Besides shipping with locked bootloaders, one other thing that has irked advanced users of Nokia smartphones since they hit the Android platform has been the passive-aggressive manner in which they handle processes.
Since the bulk of HMD Global’s smartphone lineup is geared towards the budget segment of the market, this is very visible in the various devices offered especially in the entry-level and lower mid-range categories.
You launch an application, use it for a while then a new notification prompts you to switch to another. By the time you’re done with it and get back to the initial app you were on, you discover that the app simply restarts, instead of picking up from where you left. At times that is the case, at other times that isn’t the case. Does that sound familiar?
If it is then it is because you had come face to face with the solution HMD Global had deployed on its Nokia smartphones to deal with the resource-hungry monster that is Android. Given that Nokia smartphones run on almost “pure” versions of Android, there’s little in the way of customizations to ensure that battery use is kept in check, as we often see on the kind of overlays that are on smartphones from the likes of Oppo, Tecno, Xiaomi, Huawei and others.
Evenwell, as the solution has been known as, was HMD Global’s way of trying to rein on Android’s battery management. Much as Google has previously tried various ways to tame the big battery drain occasioned by the continuous demand for system resources by better managing the said resources (remember Project Svelte?), before Android Pie, a lot of that was still up in the air.

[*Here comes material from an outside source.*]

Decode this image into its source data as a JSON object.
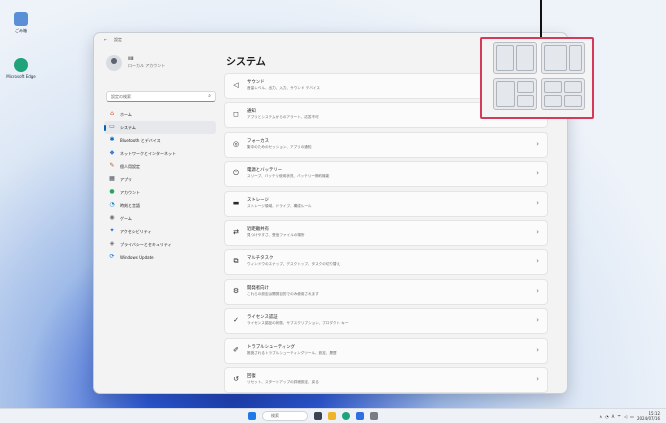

With the release of Android Pie came Adaptive Battery, a feature that built on Google’s efforts over the years by invoking the use of on-device machine learning to learn user behaviour, anticipating it and acting accordingly. As we noted in our look at Android Pie in its early days last year, “The operating system figures out the apps you will be using in the immediate future and those that you will be using later on to try and map out your needs, anticipate them and adapt.”
Given that HMD Global has rolled out Android Pie to almost its entire smartphone lineup, the company, through a posting on its community pages, notes that it has discontinued Evenwell so it won’t feature on new devices and “completely disabled it” on its older devices. Reason? “With Android 9 Pie’s adaptive battery feature, the need to have an alternate solution no longer exists.”